La mutilación de nuestras propias necesidades y unas políticas que nos niegan la conexión y el reconocimiento de nuestra propia naturaleza han sido factores claramente determinantes en esta construcción de la percepción hacia nuestros cuerpos como algo que debe ser modificado y repudiado. Parte de la persecución por brujería se ha basado en el juicio hacia las mujeres que deciden vivir al margen del sistema y que no quieren esforzarse en adaptarse al mismo.
“Nuestros cuerpos no son el fallo”, dice la divulgadora feminista. “¿Cómo podemos seguir cayendo en esta mirada capitalista de la individualidad, de que el problema somos nosotras, mientras que no nos permitimos ver que el problema es social, político y cultural y que tiene que ver con cómo categorizamos y qué cuerpos consideramos como válidos, qué funciones son las que validamos y cuáles son las que censuramos?”, se pregunta.
Menstruar es político
Hoy, la endometriosis es todavía un criterio de exclusión para acceder al cuerpo de la Guardia Civil. Este es solo un ejemplo que demuestra cómo las políticas menstruales, de las que hasta ahora nos lamentábamos por ser inexistentes, claramente están más presentes de lo que resulta visible. El problema es que están pensadas con el objetivo de establecer categorías y de perpetuar la mirada misógina hacia nuestros cuerpos.
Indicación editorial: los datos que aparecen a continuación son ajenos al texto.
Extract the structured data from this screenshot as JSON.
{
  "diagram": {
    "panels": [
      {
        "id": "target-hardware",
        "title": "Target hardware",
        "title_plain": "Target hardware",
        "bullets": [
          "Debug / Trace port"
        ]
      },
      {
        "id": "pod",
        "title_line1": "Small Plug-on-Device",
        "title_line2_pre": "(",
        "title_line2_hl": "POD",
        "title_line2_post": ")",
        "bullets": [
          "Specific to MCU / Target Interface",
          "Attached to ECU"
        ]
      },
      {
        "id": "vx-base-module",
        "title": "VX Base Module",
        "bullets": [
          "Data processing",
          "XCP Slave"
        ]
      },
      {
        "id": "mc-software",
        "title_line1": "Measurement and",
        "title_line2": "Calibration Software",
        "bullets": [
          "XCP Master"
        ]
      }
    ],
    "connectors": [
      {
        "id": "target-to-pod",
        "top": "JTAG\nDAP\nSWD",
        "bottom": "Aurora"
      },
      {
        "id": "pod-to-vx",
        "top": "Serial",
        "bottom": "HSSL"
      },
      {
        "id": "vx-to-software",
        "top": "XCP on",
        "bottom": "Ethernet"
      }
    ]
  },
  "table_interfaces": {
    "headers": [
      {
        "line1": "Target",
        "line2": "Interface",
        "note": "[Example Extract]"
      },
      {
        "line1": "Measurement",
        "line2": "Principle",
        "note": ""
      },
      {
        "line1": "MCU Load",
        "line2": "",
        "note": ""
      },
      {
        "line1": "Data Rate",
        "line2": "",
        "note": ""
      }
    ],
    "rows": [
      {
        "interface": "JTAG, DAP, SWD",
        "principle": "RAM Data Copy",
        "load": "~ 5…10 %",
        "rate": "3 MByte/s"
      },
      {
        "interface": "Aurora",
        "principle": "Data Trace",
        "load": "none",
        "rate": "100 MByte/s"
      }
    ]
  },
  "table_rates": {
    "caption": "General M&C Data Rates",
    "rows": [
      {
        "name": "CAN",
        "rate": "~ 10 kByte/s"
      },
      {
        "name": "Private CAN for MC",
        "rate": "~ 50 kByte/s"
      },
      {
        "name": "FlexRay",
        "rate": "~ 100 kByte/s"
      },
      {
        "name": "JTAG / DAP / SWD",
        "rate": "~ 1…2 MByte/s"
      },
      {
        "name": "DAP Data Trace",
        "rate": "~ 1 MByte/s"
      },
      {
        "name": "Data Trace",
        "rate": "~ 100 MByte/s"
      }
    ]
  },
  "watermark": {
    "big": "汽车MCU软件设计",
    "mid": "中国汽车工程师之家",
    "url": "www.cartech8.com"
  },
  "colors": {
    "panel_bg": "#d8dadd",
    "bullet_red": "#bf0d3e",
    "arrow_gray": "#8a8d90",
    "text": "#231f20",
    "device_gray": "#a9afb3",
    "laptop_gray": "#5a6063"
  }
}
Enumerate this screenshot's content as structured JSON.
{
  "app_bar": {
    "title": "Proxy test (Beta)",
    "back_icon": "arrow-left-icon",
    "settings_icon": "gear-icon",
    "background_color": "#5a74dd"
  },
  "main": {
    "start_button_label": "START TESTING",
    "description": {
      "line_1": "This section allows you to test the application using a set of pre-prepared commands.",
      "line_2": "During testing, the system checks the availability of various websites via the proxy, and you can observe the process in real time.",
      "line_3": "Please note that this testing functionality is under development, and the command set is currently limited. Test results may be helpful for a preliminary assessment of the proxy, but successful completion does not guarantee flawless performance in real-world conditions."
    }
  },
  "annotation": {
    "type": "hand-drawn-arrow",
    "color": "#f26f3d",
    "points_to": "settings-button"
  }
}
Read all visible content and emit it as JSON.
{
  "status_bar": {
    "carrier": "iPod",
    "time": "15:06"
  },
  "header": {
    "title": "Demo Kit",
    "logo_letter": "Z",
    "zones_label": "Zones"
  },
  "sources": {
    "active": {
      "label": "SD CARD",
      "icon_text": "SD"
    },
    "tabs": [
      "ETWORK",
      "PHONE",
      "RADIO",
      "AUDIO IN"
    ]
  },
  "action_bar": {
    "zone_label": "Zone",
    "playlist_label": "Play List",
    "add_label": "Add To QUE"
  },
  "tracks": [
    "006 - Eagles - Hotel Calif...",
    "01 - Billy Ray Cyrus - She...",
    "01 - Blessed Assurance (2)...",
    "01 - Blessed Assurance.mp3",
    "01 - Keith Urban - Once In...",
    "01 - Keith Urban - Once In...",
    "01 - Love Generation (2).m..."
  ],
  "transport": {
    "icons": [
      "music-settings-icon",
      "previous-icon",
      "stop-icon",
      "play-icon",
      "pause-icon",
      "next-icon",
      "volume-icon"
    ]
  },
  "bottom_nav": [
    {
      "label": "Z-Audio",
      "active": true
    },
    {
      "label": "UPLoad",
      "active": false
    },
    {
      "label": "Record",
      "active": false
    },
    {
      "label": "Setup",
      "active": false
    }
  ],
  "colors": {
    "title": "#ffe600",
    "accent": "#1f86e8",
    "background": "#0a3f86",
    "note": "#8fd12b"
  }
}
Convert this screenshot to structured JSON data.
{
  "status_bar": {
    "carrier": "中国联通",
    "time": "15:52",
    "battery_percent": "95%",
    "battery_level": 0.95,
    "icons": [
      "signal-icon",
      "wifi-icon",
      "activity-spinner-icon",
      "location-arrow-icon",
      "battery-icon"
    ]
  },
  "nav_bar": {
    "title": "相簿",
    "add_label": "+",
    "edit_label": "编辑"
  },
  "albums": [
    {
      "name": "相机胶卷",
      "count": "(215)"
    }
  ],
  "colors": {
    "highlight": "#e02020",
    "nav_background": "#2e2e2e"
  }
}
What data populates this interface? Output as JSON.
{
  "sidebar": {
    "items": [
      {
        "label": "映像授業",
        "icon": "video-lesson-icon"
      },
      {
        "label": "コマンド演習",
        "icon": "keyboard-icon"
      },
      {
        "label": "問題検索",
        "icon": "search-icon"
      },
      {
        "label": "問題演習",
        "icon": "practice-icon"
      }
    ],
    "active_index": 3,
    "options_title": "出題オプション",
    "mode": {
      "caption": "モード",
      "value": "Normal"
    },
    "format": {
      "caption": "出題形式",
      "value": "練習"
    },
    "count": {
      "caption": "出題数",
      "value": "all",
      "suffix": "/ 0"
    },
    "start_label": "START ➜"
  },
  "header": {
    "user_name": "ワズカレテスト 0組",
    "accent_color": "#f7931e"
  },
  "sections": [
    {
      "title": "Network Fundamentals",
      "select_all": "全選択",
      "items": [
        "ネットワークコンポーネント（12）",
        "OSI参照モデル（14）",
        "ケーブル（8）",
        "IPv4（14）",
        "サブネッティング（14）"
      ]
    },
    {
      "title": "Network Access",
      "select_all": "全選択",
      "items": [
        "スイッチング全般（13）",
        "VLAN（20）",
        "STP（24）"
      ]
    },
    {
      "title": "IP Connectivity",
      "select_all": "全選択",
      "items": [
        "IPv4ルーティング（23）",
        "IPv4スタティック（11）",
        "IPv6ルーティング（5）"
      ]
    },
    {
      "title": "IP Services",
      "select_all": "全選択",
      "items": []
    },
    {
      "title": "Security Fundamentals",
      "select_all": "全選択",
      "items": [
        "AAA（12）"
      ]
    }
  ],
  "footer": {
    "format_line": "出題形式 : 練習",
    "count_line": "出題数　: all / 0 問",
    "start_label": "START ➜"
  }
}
“Necesitamos crear políticas que nos representen y que generen espacios de trabajo, que no enfoquen nuestro cuerpo como un capital productivo o reproductivo. Hay que entender la gravedad de discriminar por patologías e insistir en que la patología es una responsabilidad de cuidados: de investigación, tratamiento, diagnósticos… que trasciende lo personal y que debe ser de todo el entramado político, social y cultural”, reclama la pedagoga menstrual Erika Irusta. “Necesitamos crear políticas que nos representen y que generen espacios de trabajo, que no enfoquen nuestro cuerpo como un capital productivo o reproductivo”, añade.
La rabia, en este contexto, es necesaria, “especialmente en una sociedad que nos tiene precarizadas, adormecidas y agotadas”, afirma Irusta. Sin embargo, la mitología judeo-cristiana ha luchado por apagar esta rabia, por perseguirla. La mujer con ira siempre es temida y profundamente castigada, sus argumentos se consideran ilegítimos en el momento en el que esta se deja llevar por sus hormonas.
Entender la rabia como un motor de cambio y comprender nuestra legitimidad a reclamar nuestros derechos es imprescindible para dejar de abogar por una medicina paternalista, en la que hemos aceptado y acatado lo que nos ha dictado la autoridad médica sin cuestionar nada más que nuestro propio sufrimiento. Comprender que nuestras cuerpas nos pertenecen y que, por tanto, no tiene sentido acatar la imposición de un tratamiento por parte de profesionales que, según explica el doctor Biterna, tienen que “escuchar, apoyar y aprender de sus pacientes”.
“Las emociones no siempre nos pierden: a veces, por el contrario, cuando les hacemos caso, son las que nos salvan”, escribe Mona Chollet.